I dragged my sorry corpus through the airport, cursing my poor preparation. But I had to rise to the occasion. I had my car reserved and I used all my travel tricks to get behind the wheel as soon as possible. Soon I was in a fairly comfortable ride, bags loaded. I took a deep breath and pulled out my phone to load some directions. The estimated travel time to my daughter's apartment was three and a half hours, due to the legendary L.A. traffic. Depressed, exhausted, uncomfortable, and frustrated, I pulled to the lot exit, papers and license in hand for the attendant.

As if things weren't bad enough, he looked at me and shook his head. “Sorry, buddy, your license is expired.” It had expired on my birthday two weeks prior. I tried to cajole, plead, beg, even bribe my way through the gate. All to no avail.

Then I tried to renew my license online, but that was not possible since it had already expired. I had only one option left. I pulled out my phone and ordered a ride. Eventually it came. I slumped in the back seat and soon was out cold. No time left to visit my daughter; I'd have to go straight to Palm Springs. Several hours and $300 later, I was at my conference hotel.

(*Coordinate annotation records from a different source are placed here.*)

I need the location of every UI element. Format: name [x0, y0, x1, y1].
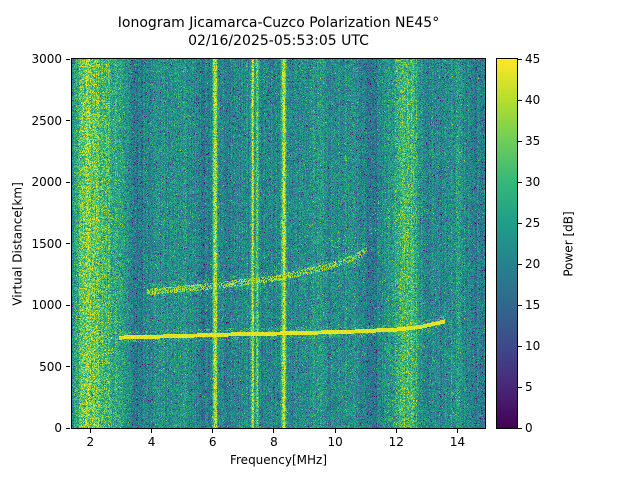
y-tick-mark [66, 304, 70, 306]
y-axis-label: Virtual Distance[km] [10, 182, 25, 306]
chart-title: Ionogram Jicamarca-Cuzco Polarization NE… [117, 15, 440, 31]
colorbar-tick-mark [518, 181, 522, 183]
colorbar-tick-label: 25 [525, 216, 541, 230]
colorbar-label: Power [dB] [561, 211, 576, 277]
x-tick-mark [89, 429, 91, 433]
colorbar-tick-label: 40 [525, 93, 541, 107]
x-tick-label: 12 [388, 435, 404, 449]
colorbar-tick-mark [518, 345, 522, 347]
chart-subtitle: 02/16/2025-05:53:05 UTC [188, 33, 369, 49]
colorbar-tick-mark [518, 222, 522, 224]
y-tick-mark [66, 427, 70, 429]
colorbar-tick-label: 0 [525, 421, 533, 435]
colorbar-tick-label: 30 [525, 175, 541, 189]
colorbar-tick-mark [518, 386, 522, 388]
x-tick-label: 2 [86, 435, 95, 449]
y-tick-label: 2000 [31, 175, 62, 189]
y-tick-label: 1000 [31, 298, 62, 312]
colorbar-tick-mark [518, 263, 522, 265]
colorbar-tick-mark [518, 304, 522, 306]
colorbar-canvas [497, 59, 517, 428]
x-tick-label: 14 [449, 435, 466, 449]
y-tick-mark [66, 243, 70, 244]
x-tick-mark [334, 429, 336, 433]
y-tick-mark [66, 120, 70, 121]
x-tick-label: 10 [327, 435, 343, 449]
y-tick-label: 500 [39, 359, 62, 374]
x-tick-mark [273, 429, 275, 433]
x-tick-label: 8 [270, 435, 278, 449]
x-tick-label: 4 [147, 435, 156, 449]
x-tick-mark [212, 429, 214, 433]
colorbar-tick-label: 45 [525, 52, 541, 66]
y-tick-label: 1500 [31, 236, 62, 251]
y-tick-mark [66, 58, 70, 60]
x-tick-mark [151, 429, 153, 433]
x-tick-mark [395, 429, 397, 433]
y-tick-label: 0 [54, 421, 62, 435]
y-tick-label: 2500 [31, 113, 62, 128]
y-tick-mark [66, 366, 70, 367]
colorbar-tick-mark [518, 140, 522, 142]
colorbar-tick-mark [518, 427, 522, 429]
colorbar-tick-label: 35 [525, 134, 541, 148]
y-tick-mark [66, 181, 70, 183]
colorbar-tick-label: 20 [525, 257, 541, 271]
colorbar-tick-label: 5 [525, 380, 533, 394]
colorbar-tick-label: 10 [525, 339, 541, 353]
x-tick-label: 6 [208, 435, 217, 449]
colorbar-tick-label: 15 [525, 298, 541, 312]
heatmap-canvas [72, 59, 485, 428]
y-tick-label: 3000 [31, 52, 62, 66]
x-tick-mark [456, 429, 458, 433]
colorbar-tick-mark [518, 58, 522, 60]
colorbar-tick-mark [518, 99, 522, 101]
x-axis-label: Frequency[MHz] [229, 453, 328, 467]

Poorer but more rested, I thought back on the whole situation. In retrospect, driving would have been very dangerous: Heavy traffic, unfamiliar roads, fatigue, and frustration are a deadly combination. And how is it that my license had expired? Clearly, an error had occurred. Was it my cognitive lapse or a systematic issue? In Minnesota, a driver should receive a warning letter 45 days prior to a license expiration, but either I missed the postcard or it was lost in the mail. (Just like so many of the checks I send to pay my bills.)

What if this had been a series of medical mistakes and the expiration of my medical license? In 1990, James Reason described the Swiss cheese model of error, in which scattered holes occasionally line up to let problems slip through our safeguards. This situation was cheesy for sure.

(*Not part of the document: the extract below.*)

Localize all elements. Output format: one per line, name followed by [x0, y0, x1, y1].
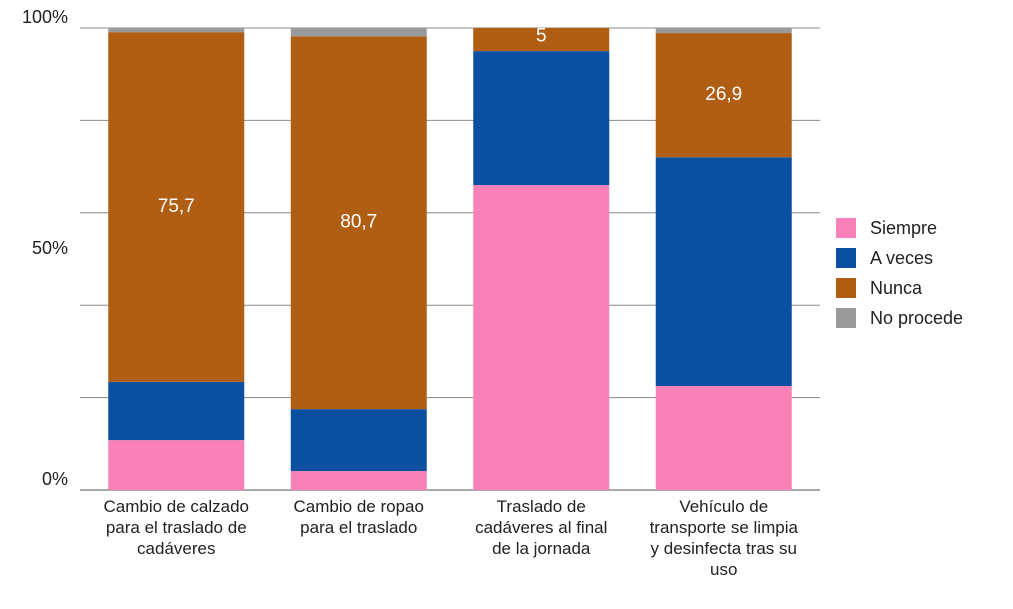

I should have known the license was expiring, but I was sick, distracted, and generally clueless. A notification should have been sent, but either it didn't arrive or I missed it, perhaps because I've been trained to expect multiple alerts for every problem. When I book a bed and breakfast or a flight, I get eight notifications, but for something important like a driver's license, there's just a postcard.

This adventure was a $650 lesson by the time my trip was over, but the errors could have lined up to do much worse. Luckily you can fly with an expired license (for up to a year), so I got home. As I prepare for the trip I'm taking later today, I'm reviewing the checklist I created after this debacle—valid license, credit cards, cash ... Wait, where's my wallet?